For the past few years, I’ve felt like my first book should make a statement about who I am as a person, what I believe. Even though I write fiction primarily, I wanted my first offering to be non-fiction, about a subject close to my heart that I could share with those in need of some instruction in that area. As I’ve been working diligently on a couple of projects that could fit that description at different points in the past three years, I keep going back in forth with which book I should publish first, and how.
For my non-fiction works, I have leaned towards self-publication. I don’t want to have to deal with editors or publishers who would water down or change some of the passages I write to try and make them more appealing to a broader audience, especially those focused on doing things in a godly way. I know that there are Christian publishers out there who would be able to support such work, but I don’t know if I want to be slated for release eighteen months after a deal is struck. I want to have more control over how and when these books are released. It’s not about acclaim and distribution with them, but with reaching people.
There are a great number of people who have been waiting for years for me to release a book. I have been told I should write a book since before I was in high school. Family, friends, classmates, teachers, and people I’ve done presentations for have expressed their intention to buy my first book. The first book is the one that everyone is anticipating and will get for reasons other than they like your writing. If you can’t capture them with the first book, your second one is dead in the water. I’ve seen people struggle to sell that second book, from established authors to self-publishing novices. So I want the first book, the one most likely to end up in the most hands, to SAY SOMETHING. But what?
I’ve been working for a few years now on what started as the Marriage Kit Project. Even though I’ve done many interviews, researched tons of scripture, teased out most of the aspects of mate selection and dating I wanted to explore, it’s still not ready yet. I want to do a couple more interviews, pull a few more quotes, find a few more scriptures, and revise for my book’s life. I really wanted this to be the first book, but it won’t be ready for a while, even longer if I decide not to self publish it. So that leaves another possible project: Some College.

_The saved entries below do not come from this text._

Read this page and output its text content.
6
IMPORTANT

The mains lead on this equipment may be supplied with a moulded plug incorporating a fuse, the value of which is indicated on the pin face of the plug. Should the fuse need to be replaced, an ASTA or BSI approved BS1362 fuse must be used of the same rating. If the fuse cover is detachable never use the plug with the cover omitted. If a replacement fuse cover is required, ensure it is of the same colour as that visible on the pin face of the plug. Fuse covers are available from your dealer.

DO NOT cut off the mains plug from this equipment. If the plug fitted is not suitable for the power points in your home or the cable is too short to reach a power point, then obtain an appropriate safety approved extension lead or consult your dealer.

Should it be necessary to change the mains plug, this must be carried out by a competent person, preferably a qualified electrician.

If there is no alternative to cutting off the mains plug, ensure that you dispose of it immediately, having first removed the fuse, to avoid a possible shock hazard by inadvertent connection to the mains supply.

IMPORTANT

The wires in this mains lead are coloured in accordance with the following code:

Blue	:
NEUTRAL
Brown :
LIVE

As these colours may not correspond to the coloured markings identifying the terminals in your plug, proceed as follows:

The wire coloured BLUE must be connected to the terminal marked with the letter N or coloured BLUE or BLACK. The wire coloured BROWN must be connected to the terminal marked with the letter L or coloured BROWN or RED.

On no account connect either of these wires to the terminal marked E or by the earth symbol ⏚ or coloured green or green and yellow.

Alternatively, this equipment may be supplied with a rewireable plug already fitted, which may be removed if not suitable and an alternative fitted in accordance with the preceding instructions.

Some college is a memoir about my gap year. A gap year is a period of time of a year of more that a student is out of school, particularly higher education. For example, some people take a gap year between high school and college to travel. Some people take a gap year to work, pursue a dream, or to retest and qualify for a license. One of my relatives is sitting out now waiting to retake a licensing exam because you can only attempt it so many times a year. Many who are forced to take a gap year don’t return to finish their education.
My gap year occurred between my junior and senior year. It was not a voluntary one where I traveled or pursued a dream or sought to find myself in some way. I knew from the moment I realized I would have to sit out that I wanted to write about the experience. As a result, I have several journals filled with observations, stories, revelations, plans, and whatever else I thought might be interesting for the story. I even spent a long time getting some chapters written out on paper, figuring out what kind of structure I might want to use, and deciding whether or not to use whole journal entries. I even had an idea how I wanted to introduce the book and to whom it would be dedicated. But once I was taken by the marriage kit project, Some College fell to the wayside.
I recently uncovered yet another journal about this time and became taken with finishing it. There isn’t a lot of research that needs to be done since it is my story; I can just write and revise. I have a good start on it, and it’s an important story for me to tell. But should it be my first book? Should I self publish it?
I’ve spent a long time trying to figure out if there are some lessons I want to teach or if this is just me sharing my story. I’ve spent time deciding if I just want to write this for myself or release it. I’ve tried to decide if it fits The Season for Getting Serious model. Most of all, I’ve made the decision that if I’m going to do it, I might as well be honest and tell the truth of what happened. While I’m still working on The Marriage Kit book (still unnamed, officially), something in my soul says that Some College is the book that I need to put out first, the one I can put out soon. That same something is saying it needs to be out before college classes start this fall…
What are you feeling like you need to finish? How are you going to do it?